Sportartikelhersteller wie Adidas würden generell den Vertrieb ihrer Waren über Plattformen wie eBay, Amazon oder ricardo.ch verbieten, hieß es vor Kurzem. Hierfür will Adidas neue Bedingungen aufstellen. Der Verkauf auf Plattformen, die gebrauchte oder beschädigte Waren anbieten oder mehrere Verkäufer für ein und dasselbe Produkt haben, soll in Zukunft unzulässig sein. Der Vertrieb über eBay und Amazon sei mit dem Markenimage der Adidas-Produkte nicht vereinbar.

Ein Fall für das Kartellamt?

Verbunden mit dem wohl zutreffenden Hinweis, dass dies erst der Anfang eines Trends sei, hat dies einige Diskussionen ausgelöst und die Frage aufgeworfen, ob große Markenhersteller solche Vorgaben überhaupt machen dürfen.

Unterdessen meldet die Financial Times Deutschland, dass das Bundeskartellamt bestätigt habe, das Vorgehen von Adidas auf mögliche unzulässige Wettbewerbsbehinderungen zu untersuchen; ein klares Indiz, dass Markenhersteller bei den Vorgaben für Online-Händler nicht vollkommen freie Hand haben.

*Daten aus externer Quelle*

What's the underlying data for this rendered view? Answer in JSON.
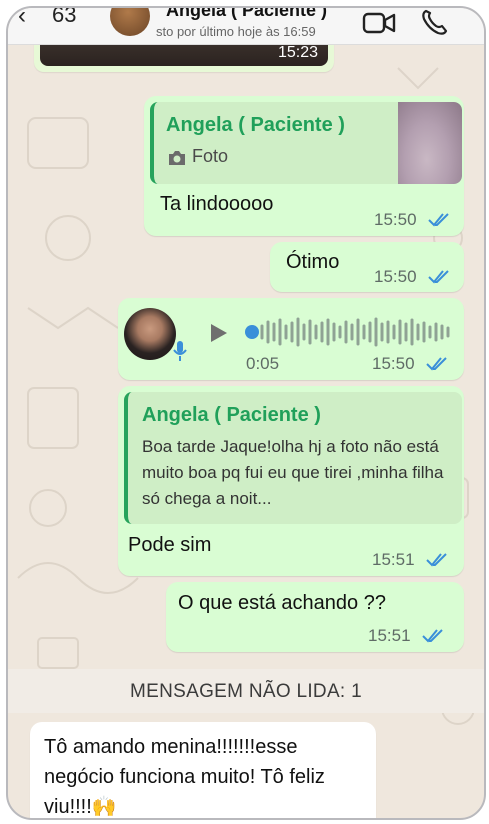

Das Kartellrecht macht den Herstellern und Großhändlern Vorgaben in Bezug auf Bindungen der nächsten Vertriebsstufe: Grundsätzlich muss der Einzelhändler frei bestimmen können, an wen er auf welchem Wege seine Produkte weiterverkauft.

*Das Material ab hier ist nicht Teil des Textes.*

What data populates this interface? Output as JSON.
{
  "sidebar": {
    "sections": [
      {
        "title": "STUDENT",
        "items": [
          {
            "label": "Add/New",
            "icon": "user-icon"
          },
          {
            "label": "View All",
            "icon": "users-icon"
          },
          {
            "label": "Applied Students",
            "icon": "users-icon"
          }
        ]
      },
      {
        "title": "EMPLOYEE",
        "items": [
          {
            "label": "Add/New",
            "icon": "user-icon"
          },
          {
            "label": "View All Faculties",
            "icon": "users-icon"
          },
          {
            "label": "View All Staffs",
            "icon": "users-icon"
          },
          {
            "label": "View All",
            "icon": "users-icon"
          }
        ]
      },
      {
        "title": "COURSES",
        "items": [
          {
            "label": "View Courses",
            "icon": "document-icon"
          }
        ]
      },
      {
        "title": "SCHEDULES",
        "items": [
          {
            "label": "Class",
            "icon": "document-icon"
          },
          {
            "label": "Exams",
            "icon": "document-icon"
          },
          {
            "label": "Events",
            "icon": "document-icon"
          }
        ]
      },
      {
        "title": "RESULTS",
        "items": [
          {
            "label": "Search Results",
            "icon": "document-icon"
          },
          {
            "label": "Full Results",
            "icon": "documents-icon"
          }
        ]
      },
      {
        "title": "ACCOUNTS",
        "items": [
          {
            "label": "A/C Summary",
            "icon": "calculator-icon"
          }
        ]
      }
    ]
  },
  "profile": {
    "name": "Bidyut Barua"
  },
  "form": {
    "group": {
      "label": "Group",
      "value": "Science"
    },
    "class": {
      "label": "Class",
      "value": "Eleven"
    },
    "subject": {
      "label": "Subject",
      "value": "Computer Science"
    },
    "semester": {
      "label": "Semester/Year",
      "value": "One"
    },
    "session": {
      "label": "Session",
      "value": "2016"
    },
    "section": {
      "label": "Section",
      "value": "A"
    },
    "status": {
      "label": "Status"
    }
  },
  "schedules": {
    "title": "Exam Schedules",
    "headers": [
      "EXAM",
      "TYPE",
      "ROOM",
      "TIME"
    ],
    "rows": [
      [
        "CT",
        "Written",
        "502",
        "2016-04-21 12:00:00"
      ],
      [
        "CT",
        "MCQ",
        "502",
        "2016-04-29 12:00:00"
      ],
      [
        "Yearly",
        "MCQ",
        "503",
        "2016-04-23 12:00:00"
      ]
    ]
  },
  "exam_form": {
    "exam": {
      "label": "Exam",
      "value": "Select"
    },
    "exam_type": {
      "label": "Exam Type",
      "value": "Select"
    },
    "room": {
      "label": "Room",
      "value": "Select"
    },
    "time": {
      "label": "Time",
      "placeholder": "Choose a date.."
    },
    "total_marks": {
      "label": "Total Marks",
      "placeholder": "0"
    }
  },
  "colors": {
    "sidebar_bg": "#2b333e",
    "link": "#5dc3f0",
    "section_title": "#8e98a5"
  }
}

Generell gilt: je größer der Marktanteil der Hersteller, umso restriktiver sind die Möglichkeiten, den Wiederverkäufern Beschränkungen aufzuerlegen.

Spürbare Wettbewerbsbeschränkungen sind in aller Regel verboten.

Entsprechende Vorgaben in Vertriebsverträgen sind nichtig und können auch mit Bußgeldern der Kartellbehörden belegt werden. Sofern das Bundeskartellamt tatsächlich Ermittlungen in aufnimmt, wird es prüfen, ob in der Beschränkung des Online-Vertriebs eine unzulässige Wettbewerbsbeschränkung liegt.

Die Sicht des Herstellers

Hersteller von Markenprodukten mit besonderem Image wollen ihre Markenpolitik in der Regel durch alle Absatzkanäle durchsetzen. Da macht das Internet keine Ausnahme. Qualitative Kriterien, die den stationären Händlern – mindestens mittelbar auch in deren Interesse – seit Jahren auferlegt werden, finden im Internet ihre Fortsetzung.

Das ist legitim und nutzt auch den Online-Händlern. Mit solchen Anforderungen können das Image der Marke gestärkt, Investitionen von Händlern geschützt oder bestimmte Produktsicherheitsaspekte umgesetzt werden.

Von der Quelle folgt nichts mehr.